Hier, dans le cadre de ses activités régulières, la représentation résidente de la Banque Mondiale a organisé une séance sur la politique sectorielle des transports à Madagascar. Ayant vu la présence des partenaires du développement comme la Banque Mondiale, la Banque Africaine de Développement, l’Union Européenne, l’Agence Française de Développement et la JICA (organisme de la coopération japonaise), la séance a permis, entre autres, de dégager l’importance  de l’aide extérieure en matière de développement des infrastructures de transports.

Frein au développement

Récemment, la Banque Mondiale a sorti un rapport sur l’état des infrastructures en Afrique. Rapport dont le diagnostic fait transparaître qu’il est plus que jamais temps en Afrique de développer les infrastructures si le continent veut réussir son développement.  Et pour ne citer que le cas de Madagascar, l’insuffisance des infrastructures freine le développement car elle entraîne un certain nombre de difficultés.

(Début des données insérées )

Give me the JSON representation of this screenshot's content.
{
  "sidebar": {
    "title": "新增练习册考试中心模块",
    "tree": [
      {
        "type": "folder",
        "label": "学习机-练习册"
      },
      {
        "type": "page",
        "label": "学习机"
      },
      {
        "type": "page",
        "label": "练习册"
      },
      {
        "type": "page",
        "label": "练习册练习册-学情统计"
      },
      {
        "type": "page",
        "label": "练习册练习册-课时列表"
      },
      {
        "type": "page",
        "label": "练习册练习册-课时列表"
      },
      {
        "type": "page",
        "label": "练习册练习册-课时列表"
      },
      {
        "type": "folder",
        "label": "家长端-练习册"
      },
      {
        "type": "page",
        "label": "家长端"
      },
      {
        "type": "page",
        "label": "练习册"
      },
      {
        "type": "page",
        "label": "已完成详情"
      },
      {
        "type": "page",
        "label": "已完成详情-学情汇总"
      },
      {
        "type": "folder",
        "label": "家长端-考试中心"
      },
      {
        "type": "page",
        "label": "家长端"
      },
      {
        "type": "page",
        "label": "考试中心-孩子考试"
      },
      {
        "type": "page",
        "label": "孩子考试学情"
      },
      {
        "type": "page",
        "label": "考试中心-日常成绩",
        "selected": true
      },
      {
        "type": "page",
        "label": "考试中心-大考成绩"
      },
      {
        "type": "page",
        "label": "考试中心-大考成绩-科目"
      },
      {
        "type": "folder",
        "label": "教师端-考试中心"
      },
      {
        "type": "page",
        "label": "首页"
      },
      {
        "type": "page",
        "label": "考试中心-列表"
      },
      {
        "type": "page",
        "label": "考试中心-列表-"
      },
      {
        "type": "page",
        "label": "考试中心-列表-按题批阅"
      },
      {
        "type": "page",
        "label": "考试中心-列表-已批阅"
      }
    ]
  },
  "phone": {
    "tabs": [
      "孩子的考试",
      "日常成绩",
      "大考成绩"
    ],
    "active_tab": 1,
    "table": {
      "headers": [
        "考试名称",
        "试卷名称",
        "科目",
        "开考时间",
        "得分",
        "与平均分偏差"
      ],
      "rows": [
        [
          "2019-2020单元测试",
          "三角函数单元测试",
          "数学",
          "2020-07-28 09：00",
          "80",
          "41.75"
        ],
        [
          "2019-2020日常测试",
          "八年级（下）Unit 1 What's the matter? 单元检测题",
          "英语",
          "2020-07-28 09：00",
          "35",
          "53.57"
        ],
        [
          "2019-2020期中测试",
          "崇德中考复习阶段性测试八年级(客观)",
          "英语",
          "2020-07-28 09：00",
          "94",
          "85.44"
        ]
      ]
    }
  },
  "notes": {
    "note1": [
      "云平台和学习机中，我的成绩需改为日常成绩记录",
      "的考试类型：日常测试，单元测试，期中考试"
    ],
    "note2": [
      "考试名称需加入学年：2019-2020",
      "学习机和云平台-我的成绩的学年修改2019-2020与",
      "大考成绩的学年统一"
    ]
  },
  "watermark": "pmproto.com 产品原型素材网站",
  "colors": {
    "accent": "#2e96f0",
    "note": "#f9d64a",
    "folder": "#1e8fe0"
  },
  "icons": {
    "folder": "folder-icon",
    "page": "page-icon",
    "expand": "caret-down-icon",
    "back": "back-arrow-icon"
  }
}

Pour ne citer entre autres que l’enclavement de certaines régions, l’accès difficile aux écoles et aux centres de santé de base, la pénalisation du secteur agricole en raison des problèmes d’acheminement des intrants et de sortie des productions. Par ailleurs, l’insuffisance des infrastructures de transports freine le développement du tourisme et provoquent la hausse des prix des biens de consommation. Ce qui évidemment, érode le pouvoir d’achat des ménages et la compétitivité des produits malgaches sur les marchés internationaux.

MAP

Raison pour laquelle d’ailleurs, le MAP dans son engagement 2, intitulé « infrastructures reliées » a prévu un certain nombre de réformes sur lesquelles les conférenciers d’hier sont revenus. Il s’agit, entre autres, de la participation du secteur privé comme Madarail, le Terminal à conteneurs à Tamatave ou encore du port d’Ehoala réalisé avec QMM. On a également parlé, au cours de ce débat du recentrage des ministères sur leurs fonctions régaliennes et la création d’agences opérationnelles telles l’ARM, l’APMF. En tout cas, comme partout en Afrique, des efforts avaient été engagés ces derniers temps à Madagascar, avec l’aide des bailleurs de fonds comme la Banque Mondiale pour renverser la tendance et doter le pays d’infrastructures de transports suffisantes pour son développement.

Crise politique

Sur le plan des finances publiques par exemple, l’on a assisté depuis 2002, à une montée en flèche des dépenses publiques dédiées aux infrastructures. En effet, les dépenses d’infrastructures sont passées de 100 milliards Ar en 2003, pour atteindre un chiffre record de 450 milliards Ar en 2006 avant de retomber à 375 milliards Ar en 2008. En 2009, ce chiffre sera évidemment encore revu à la baisse puisque la crise politique a bloqué tous les projets en cours et les financements à venir. Car, tel qu’il en a été question hier lors de ce débat, l’on assiste encore, dans le domaine des infrastructures, à une forte dépendance vis-à-vis des ressources externes. En effet, 80% des dépenses d’investissements pour les infrastructures routières viennent des ressources externes. En somme, contrairement à ce que soutiennent certains politiciens, Madagascar ne peut vraiment pas s’en sortir sans les bailleurs de fonds dont les actions dépendent de la décision de la communauté internationale.